Mysql – maximum IOPS for MySQL asynchronous replication on the slave server

innodbMySQLoptimizationperformancereplication

I have been struggling with this issue for a while now. I have a simple Master-Slave setup with MySQL 8.0.15 installed on both systems. In day-to-day operations the slave keeps up the Master with no issue, but unfortunately with our network, the connection between the two server will sometimes be down for a couple hours or more. When this happens and the connection finally comes back up, it appears the relay logs are written on the slave at the expected speed (network speed), but the application of these logs into the MySQL database is not reaching the full potential of the physical disks.

The RAM and CPU allotted are not anywhere near capped either. When replication is catching up on the slave, the disks only reach around 600KB/s, but in typical operations (Windows operations) these SSDs can reach > 500MB/s. I know these are more 'random' writes, but I was not expecting this much of a performance drop off. This is actually the same speed as a similar setup we have that use only spinning disks spec'ed at far less IOPS.
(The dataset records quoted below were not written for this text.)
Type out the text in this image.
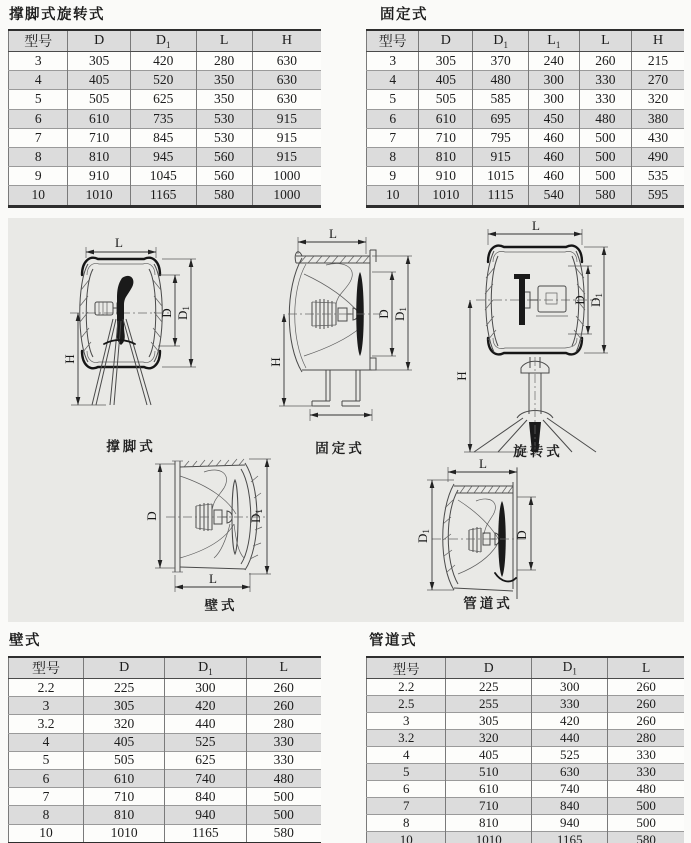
撑脚式旋转式	固定式
壁式	管道式
型号	D	$D_1$	L	H
3	305	420	280	630
4	405	520	350	630
5	505	625	350	630
6	610	735	530	915
7	710	845	530	915
8	810	945	560	915
9	910	1045	560	1000
10	1010	1165	580	1000
型号	D	$D_1$	$L_1$	L	H
3	305	370	240	260	215
4	405	480	300	330	270
5	505	585	300	330	320
6	610	695	450	480	380
7	710	795	460	500	430
8	810	915	460	500	490
9	910	1015	460	500	535
10	1010	1115	540	580	595
型号	D	$D_1$	L
2.2	225	300	260
3	305	420	260
3.2	320	440	280
4	405	525	330
5	505	625	330
6	610	740	480
7	710	840	500
8	810	940	500
10	1010	1165	580
型号	D	$D_1$	L
2.2	225	300	260
2.5	255	330	260
3	305	420	260
3.2	320	440	280
4	405	525	330
5	510	630	330
6	610	740	480
7	710	840	500
8	810	940	500
10	1010	1165	580
L
D D1
H
L
D D1
H
L
D D1
H
D	D1
L
L
D1	D
撑脚式	固定式	旋转式
壁式	管道式
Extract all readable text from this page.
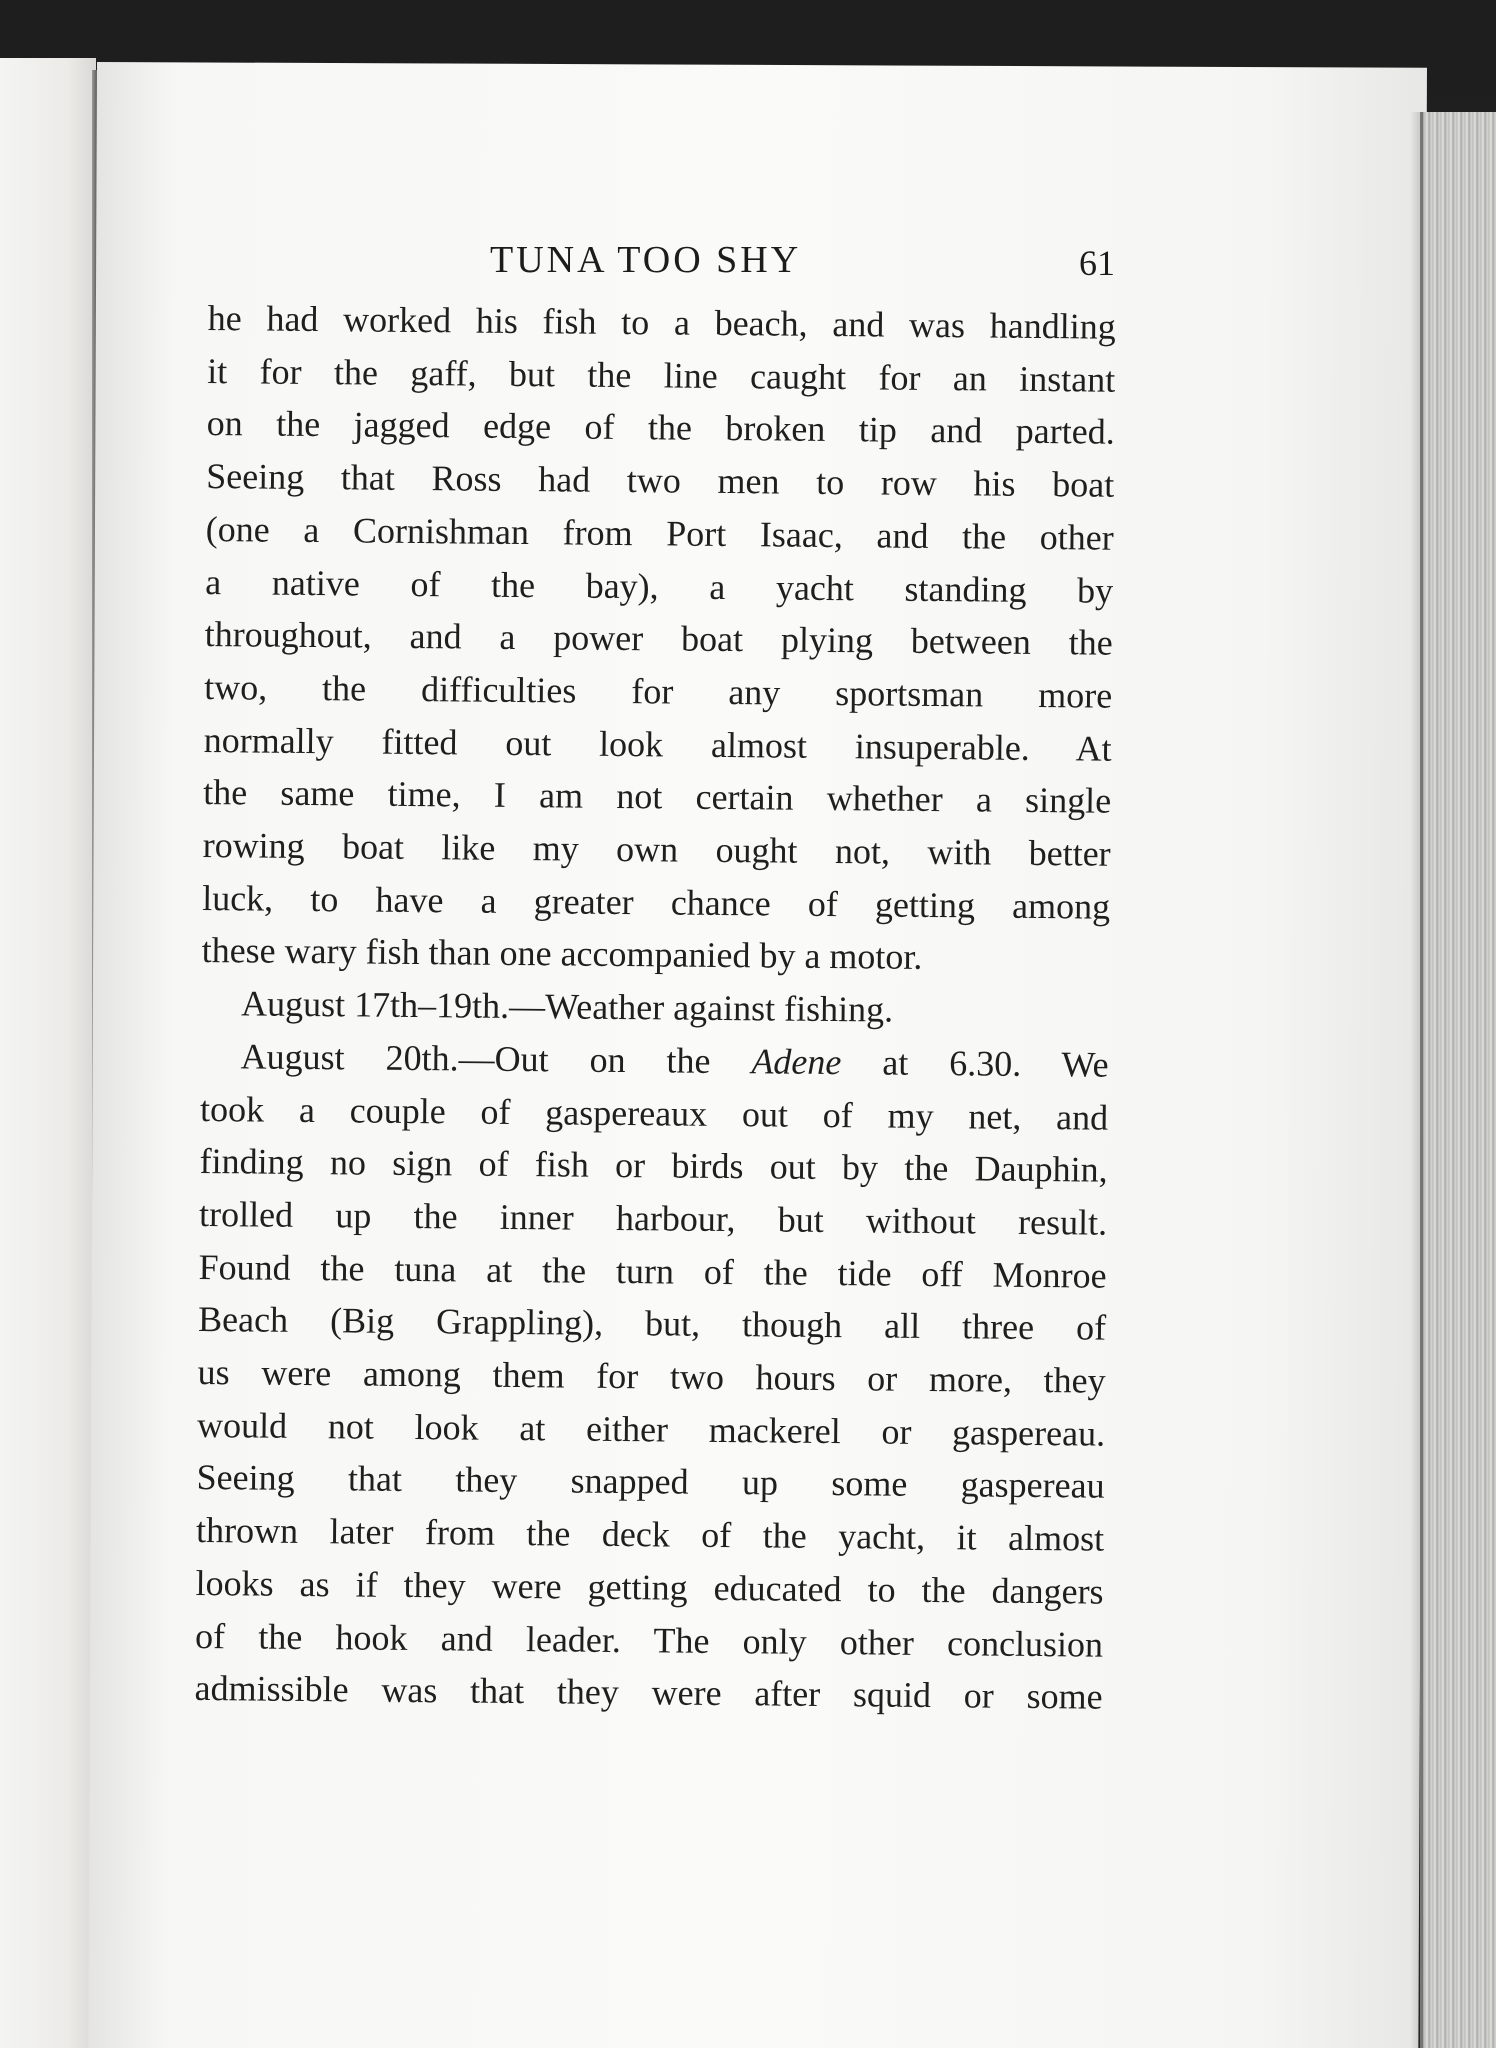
TUNA TOO SHY	61
he had worked his fish to a beach, and was handling
it for the gaff, but the line caught for an instant
on the jagged edge of the broken tip and parted.
Seeing that Ross had two men to row his boat
(one a Cornishman from Port Isaac, and the other
a native of the bay), a yacht standing by
throughout, and a power boat plying between the
two, the difficulties for any sportsman more
normally fitted out look almost insuperable. At
the same time, I am not certain whether a single
rowing boat like my own ought not, with better
luck, to have a greater chance of getting among
these wary fish than one accompanied by a motor.
August 17th–19th.—Weather against fishing.
August 20th.—Out on the Adene at 6.30. We
took a couple of gaspereaux out of my net, and
finding no sign of fish or birds out by the Dauphin,
trolled up the inner harbour, but without result.
Found the tuna at the turn of the tide off Monroe
Beach (Big Grappling), but, though all three of
us were among them for two hours or more, they
would not look at either mackerel or gaspereau.
Seeing that they snapped up some gaspereau
thrown later from the deck of the yacht, it almost
looks as if they were getting educated to the dangers
of the hook and leader. The only other conclusion
admissible was that they were after squid or some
The hardware/software is the same on the master and slave: The data partition is setup in a separate RAID-10 of SSDs with the OS and application on a separate RAID 1, 64GB RAM, 88 'CPU's, both are running Windows 2016 with MySQL 8.0.15, and they are using similar configuration files. Here are the startup configs I am currently using:

[client]
port=3306
default-character-set=utf8
[mysql]
no-beep
default-character-set=utf8
[mysqld]
port=3306
datadir="W:/Data"
character-set-server=utf8
default_authentication_plugin=mysql_native_password
default-storage-engine=INNODB
sql-mode="STRICT_TRANS_TABLES,NO_ENGINE_SUBSTITUTION"
log-output=FILE
general-log=0
general_log_file="S:/general.log"
slow-query-log=1
slow_query_log_file="S:/slow.log"
long_query_time=10
log-bin="S:/bin"
log-error="S:/error.log"
server-id=10
lower_case_table_names=1
secure-file-priv=""
loose-local-infile=1
max_connections=500
table_open_cache=2000
tmp_table_size=7G
thread_cache_size=48
myisam_max_sort_file_size=100G
myisam_sort_buffer_size=12G
key_buffer_size=11M
read_buffer_size=64K
read_rnd_buffer_size=256K
innodb_data_home_dir="W:/Data"
innodb_flush_log_at_trx_commit=1
innodb_thread_concurrency=0
innodb_autoextend_increment=64
innodb_buffer_pool_instances=8
innodb_log_buffer_size=120M
innodb_buffer_pool_size=50G
innodb_log_file_size=15G
innodb_concurrency_tickets=5000
innodb_old_blocks_time=1000
innodb_open_files=1000
innodb_stats_on_metadata=0
innodb_file_per_table=1
innodb_checksum_algorithm=0
back_log=80
flush_time=0
join_buffer_size=1M
max_allowed_packet=1G
slave_max_allowed_packet=1G
max_connect_errors=2147483648
open_files_limit=4161
sort_buffer_size=2M
table_definition_cache=1400
binlog_row_event_max_size=8K
sync_master_info=10000
sync_relay_log=10000
sync_relay_log_info=10000
loose_mysqlx_port=33060

REPLICATION

replicate-same-server-id=0
sync_binlog=1
gtid-mode=ON
enforce-gtid-consistency=true

Slave optimizations

slave-parallel-type=LOGICAL_CLOCK
slave-parallel-workers=88
slave-compressed-protocol=ON
log-slave-updates=0
binlog-group-commit-sync-delay=4000
binlog-group-commit-sync-no-delay-count=5
binlog-row-image=MINIMAL
binlog-format=STATEMENT

All of our databases use solely innodb tables. I have attempted various optimizations from my research online. I have tried adjusting slave-parallel settings and various innodb settings, none of which seem to have an affect on disk throughput when the slave is catching up. Does anyone see anything here I need to adjust or any recommendations on how to go about troubleshooting this? Or even if you think I should be looking at hardware vs. software? Thank you!

Please let me know if you need any more information.

Best Answer

The immediate fix for the Slave

SET GLOBAL innodb_flush_log_at_trx_commit = 2;

This should speed up the slave a little.

Go to my.cnf on the Slave and add

[mysqld]
innodb_flush_log_at_trx_commit = 2
innodb_flush_method=O_DIRECT

and restart mysqld.

Please read my old post Dynamic change to innodb_flush_log_at_trx_commit for more clarification.